Le charme de la langue de Goethe - ou de Tokio Hotel, pour les plus jeunes d'entre-nous - a semble-t-il, perdu de sa superbe aux yeux des collégiens français. Par rapport à l'année dernière, ils sont en moyenne 8% de moins à l'étudier selon une enquête de l'Adeaf, l'Association pour le développement de l'enseignement de l'allemand en France, réalisée auprès de 370 établissements scolaires.


Et cette baisse est particulièrement importante pour les élèves de 6e, qui sont 31% de moins à l'apprendre. Les 4e sont également en diminution de 12%.  Les 5e, en revanche, sont eux 20% plus nombreux.


Pour l'association, il est clair que la réforme du collège a eu un impact. Cela "correspond sans surprise à la fermeture d’un tiers des sections bilangues", explique-t-elle. Leur "attractivité (...) avait permis de stabiliser les effectifs d’élèves germanistes. La mise en cause de ce dispositif déstabilise et fait régresser l’allemand sur l’ensemble du collège", poursuit l'organisme.

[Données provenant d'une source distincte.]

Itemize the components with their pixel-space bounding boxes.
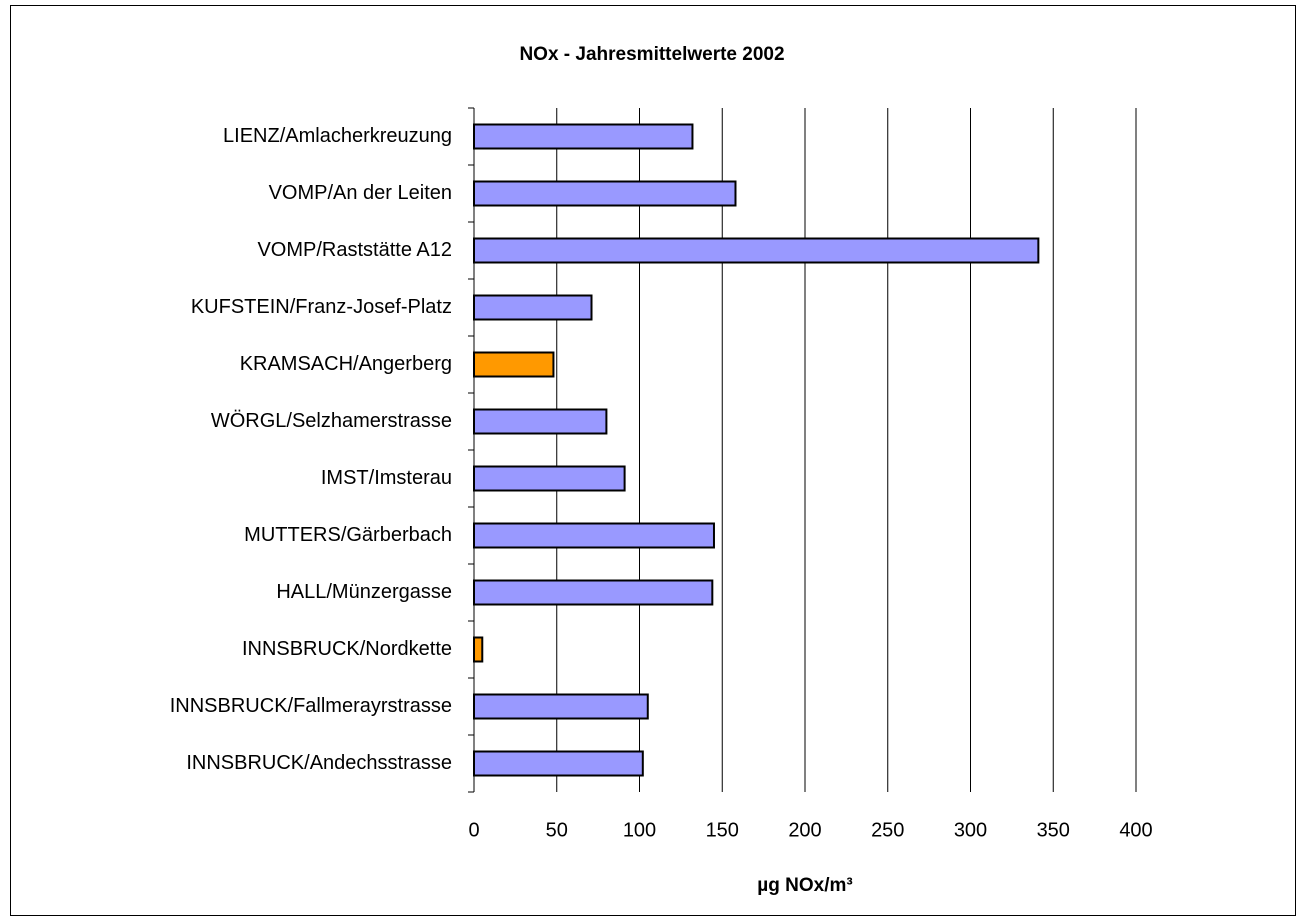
- bar: [473, 693, 649, 720]
- bar: [473, 636, 484, 663]
- bar: [473, 522, 715, 549]
- y-tick-label: HALL/Münzergasse: [276, 581, 452, 603]
- y-tick-label: INNSBRUCK/Andechsstrasse: [186, 752, 452, 774]
- y-tick-label: VOMP/An der Leiten: [269, 182, 452, 204]
- bar: [473, 237, 1040, 264]
- y-tick-label: WÖRGL/Selzhamerstrasse: [211, 410, 452, 432]
- bar: [473, 351, 555, 378]
- bar: [473, 123, 694, 150]
- x-axis-title: µg NOx/m³: [757, 875, 852, 896]
- chart-title: NOx - Jahresmittelwerte 2002: [519, 44, 784, 65]
- y-tick-label: INNSBRUCK/Nordkette: [242, 638, 452, 660]
- y-tick-label: IMST/Imsterau: [321, 467, 452, 489]
- bar: [473, 465, 626, 492]
- x-tick-label: 50: [546, 819, 568, 841]
- chart-border: [10, 5, 1296, 916]
- x-tick-label: 200: [788, 819, 821, 841]
- bar: [473, 180, 737, 207]
- y-tick-label: LIENZ/Amlacherkreuzung: [223, 125, 452, 147]
- x-tick-label: 400: [1119, 819, 1152, 841]
- x-tick-label: 350: [1037, 819, 1070, 841]
- y-tick-label: INNSBRUCK/Fallmerayrstrasse: [170, 695, 452, 717]
- x-tick-label: 250: [871, 819, 904, 841]
- y-tick-label: KUFSTEIN/Franz-Josef-Platz: [191, 296, 452, 318]
- bar: [473, 579, 714, 606]
- bar: [473, 294, 593, 321]
- x-tick-label: 0: [468, 819, 479, 841]
- y-tick-label: MUTTERS/Gärberbach: [244, 524, 452, 546]
- y-tick-label: VOMP/Raststätte A12: [257, 239, 452, 261]
- y-tick-label: KRAMSACH/Angerberg: [240, 353, 452, 375]
- x-tick-label: 100: [623, 819, 656, 841]
- x-tick-label: 150: [706, 819, 739, 841]
- bar: [473, 750, 644, 777]
- x-tick-label: 300: [954, 819, 987, 841]
- bar: [473, 408, 608, 435]
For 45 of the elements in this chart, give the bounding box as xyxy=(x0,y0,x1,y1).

Quelques disparités selon les académies

Elle va même plus loin en dénonçant "une détérioration des conditions de travail des enseignants qui sont plus nombreux à se partager entre plusieurs établissements" du fait de la suppression de postes. Pour elle, les nouveaux manuels plus "allégés pour s'adapter aux nouveaux horaires",  contribue également à faire baisser le niveau des élèves. 


L'Adeaf constate d'ailleurs dans ses chiffres un parallèle entre la diminution d'effectifs et la suppression de classes bilangues dans les différentes académies. A Lyon par exemple, la disparition de 66% d'entre-elles a fait chuté le nombre de germanistes en 6e de 62%.


Seuls quelques territoires ont survécu, de peu, à cette tendance généralisée. Ainsi Aix-Marseille et Amiens s'en sortent avec une hausse de 1%. Dijon atteint les 3% d'augmentation, Toulouse les 11% et Reims dépasse même les 29%. Ces quelques disparités "témoignent, selon l'association,  des inégalités territoriales et d’une politique volontariste – ou de son absence- pour promouvoir" la langue de nos voisins allemands.